The U.S. Postal Service is taking measures to ensure the safety of its mail, which has been compromised by anthrax.

The Postal Service motto declares that neither snow, nor rain, nor heat, nor gloom of night will keep mail carriers from their appointed rounds. If the Postal Service has its way, anthrax won't interfere, either.

Postal authorities have been struggling to cope with the bacterial threat, which has closed mailrooms from New York to Florida.

What began with contaminated mail delivered to private news organizations has spread to government mailrooms in Washington. Three anthrax deaths and more than one dozen other confirmed cases involve people who have either received tainted mail or helped process it. The Postal Service says more than two dozen of its workers are hospitalized with suspicious symptoms.

Deputy Postmaster General John Nolan told CBS television interviewers that his agency is on full alert. Mr. Nolan said, "What we're doing is making sure that we're doing all the right things to make sure we can deliver mail safely. We are working very hard to ensure the safety of our employees and the American public, and yet keep mail moving, because mail is important to people."

One measure postal officials have taken is to buy $40 million worth of equipment to irradiate mail with electron beams and x-rays. The first postal area to receive the new equipment in November will be Washington, DC.

Until the systems are shipped, the company that is supplying the hardware, the Titan Corporation, is sanitizing Washington mail at its Ohio facility.

Titan president Gene Ray says the mail is quarantined and sent to Ohio on special hazardous material trucks. Mr. Ray said, "The mail in Washington is put into hazardous material bags that are sealed and then sanitized. Then that bag is put inside another hazardous material bag, which again is sealed and sanitized. Then it's put into a box that is sealed and that box is what's shipped to us. We take that box, do not open it at all, run it through our process, and send it back."

Postal Service official Deborah Willhite is quoted by the Associated Press as saying the agency is working with U.S. military authorities to obtain technology to detect bacteria in the mail.

The service has also taken steps to protect its employees by distributing millions of pairs of plastic gloves and facemasks. Thousands of postal workers are taking preemptive antibiotics.

Deputy Postmaster General Nolan says his agency is also using stronger antibacterial chemicals for routine building maintenance and has switched its mail cleaning process from forced air to a vacuum system. "We are being more vigilant in certain areas looking for any indications of problems," he said. "We've changed some of our operating procedures in the Post Office to keep dust from blowing. We're not putting any of our employees in harm's way."

The Postal Service has also warned citizens not to open suspicious mail, but to alert public health and police authorities.
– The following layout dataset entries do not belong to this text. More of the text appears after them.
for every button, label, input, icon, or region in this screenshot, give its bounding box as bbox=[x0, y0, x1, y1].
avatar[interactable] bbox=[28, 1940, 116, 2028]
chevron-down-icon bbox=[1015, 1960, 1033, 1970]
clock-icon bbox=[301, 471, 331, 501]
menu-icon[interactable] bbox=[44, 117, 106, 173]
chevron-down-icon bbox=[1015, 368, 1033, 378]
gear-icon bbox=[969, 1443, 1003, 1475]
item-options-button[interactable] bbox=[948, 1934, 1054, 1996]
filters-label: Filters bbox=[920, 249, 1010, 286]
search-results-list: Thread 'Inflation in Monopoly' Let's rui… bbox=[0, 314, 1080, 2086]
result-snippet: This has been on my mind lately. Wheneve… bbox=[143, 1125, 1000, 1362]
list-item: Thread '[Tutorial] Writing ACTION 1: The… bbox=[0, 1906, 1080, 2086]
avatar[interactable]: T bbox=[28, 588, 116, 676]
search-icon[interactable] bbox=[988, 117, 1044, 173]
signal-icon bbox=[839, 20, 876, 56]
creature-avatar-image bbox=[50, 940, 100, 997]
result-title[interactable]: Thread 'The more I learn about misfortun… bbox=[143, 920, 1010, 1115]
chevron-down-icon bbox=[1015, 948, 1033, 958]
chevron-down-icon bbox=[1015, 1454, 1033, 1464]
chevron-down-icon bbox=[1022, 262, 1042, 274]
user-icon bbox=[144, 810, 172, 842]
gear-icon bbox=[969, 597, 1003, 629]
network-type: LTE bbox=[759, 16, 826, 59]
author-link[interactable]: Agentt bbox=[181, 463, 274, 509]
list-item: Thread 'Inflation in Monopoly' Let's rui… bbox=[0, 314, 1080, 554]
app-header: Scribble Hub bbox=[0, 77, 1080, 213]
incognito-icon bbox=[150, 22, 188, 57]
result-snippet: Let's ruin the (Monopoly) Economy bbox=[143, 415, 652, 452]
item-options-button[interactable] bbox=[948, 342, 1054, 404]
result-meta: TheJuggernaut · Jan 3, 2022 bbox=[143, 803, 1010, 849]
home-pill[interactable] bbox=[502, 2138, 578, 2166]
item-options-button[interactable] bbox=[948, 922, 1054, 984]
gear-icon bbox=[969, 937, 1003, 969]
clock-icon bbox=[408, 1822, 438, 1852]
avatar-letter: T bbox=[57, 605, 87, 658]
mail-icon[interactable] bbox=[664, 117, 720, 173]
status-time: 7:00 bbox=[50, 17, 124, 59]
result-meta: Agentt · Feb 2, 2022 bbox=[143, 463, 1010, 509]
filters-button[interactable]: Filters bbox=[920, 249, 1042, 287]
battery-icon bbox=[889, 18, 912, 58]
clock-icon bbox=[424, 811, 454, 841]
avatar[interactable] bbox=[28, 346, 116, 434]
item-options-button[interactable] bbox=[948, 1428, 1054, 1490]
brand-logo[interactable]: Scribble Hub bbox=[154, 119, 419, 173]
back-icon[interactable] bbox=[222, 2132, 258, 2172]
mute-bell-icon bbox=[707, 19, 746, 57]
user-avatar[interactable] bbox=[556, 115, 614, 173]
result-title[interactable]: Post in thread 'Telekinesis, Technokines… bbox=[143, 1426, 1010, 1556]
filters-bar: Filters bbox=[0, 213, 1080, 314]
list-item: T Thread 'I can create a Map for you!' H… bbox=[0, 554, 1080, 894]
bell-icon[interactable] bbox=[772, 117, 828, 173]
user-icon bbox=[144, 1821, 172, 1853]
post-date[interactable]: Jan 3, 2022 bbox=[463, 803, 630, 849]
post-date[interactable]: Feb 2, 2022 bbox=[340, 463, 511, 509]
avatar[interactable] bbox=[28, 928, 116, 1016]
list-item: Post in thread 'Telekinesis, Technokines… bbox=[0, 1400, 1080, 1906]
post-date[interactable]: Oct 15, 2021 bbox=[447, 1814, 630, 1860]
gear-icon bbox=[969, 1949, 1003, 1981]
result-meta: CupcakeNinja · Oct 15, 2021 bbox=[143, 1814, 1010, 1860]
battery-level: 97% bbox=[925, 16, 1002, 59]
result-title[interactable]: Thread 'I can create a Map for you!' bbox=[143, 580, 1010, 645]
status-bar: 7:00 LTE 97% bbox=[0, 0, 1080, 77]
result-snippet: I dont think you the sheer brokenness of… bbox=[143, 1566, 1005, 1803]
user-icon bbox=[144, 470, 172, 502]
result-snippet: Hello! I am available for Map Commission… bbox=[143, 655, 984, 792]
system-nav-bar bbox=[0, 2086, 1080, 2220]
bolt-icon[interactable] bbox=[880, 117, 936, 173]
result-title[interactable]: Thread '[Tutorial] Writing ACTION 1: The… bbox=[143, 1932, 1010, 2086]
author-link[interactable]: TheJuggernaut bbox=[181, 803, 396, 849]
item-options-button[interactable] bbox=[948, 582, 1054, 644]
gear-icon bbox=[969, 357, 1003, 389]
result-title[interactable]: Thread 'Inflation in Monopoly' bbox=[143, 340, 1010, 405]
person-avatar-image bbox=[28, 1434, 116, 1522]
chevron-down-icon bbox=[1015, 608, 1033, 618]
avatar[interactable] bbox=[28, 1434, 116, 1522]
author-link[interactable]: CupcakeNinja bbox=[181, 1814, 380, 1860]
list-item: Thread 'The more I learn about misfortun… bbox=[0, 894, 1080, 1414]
It says a suspicious letter might be from an unfamiliar source; have no return address; be oddly shaped or unusually heavy for its size; have protruding wires, strange odors, or stains; or be labeled "Confidential" or "Personal."

The agency is no stranger to dangerous mail. From time to time letter bombs sent through the U.S. mail have exploded, causing injuries and death. But the current situation has caused more worry than any previous mail threat, because it involves a feared biological agent that can float through the air.

Public health officials are trying to quell the fears. One of the government's top infectious disease experts, Dr. Anthony Fauci of the National Institutes of Health, said on NBC television that the contamination of the main Washington mail distribution facility or subsidiary units has not spread beyond them. Dr. Fauci said, "There have been no documented cases at all of an individual getting a letter personally from that facility and winding up getting disease."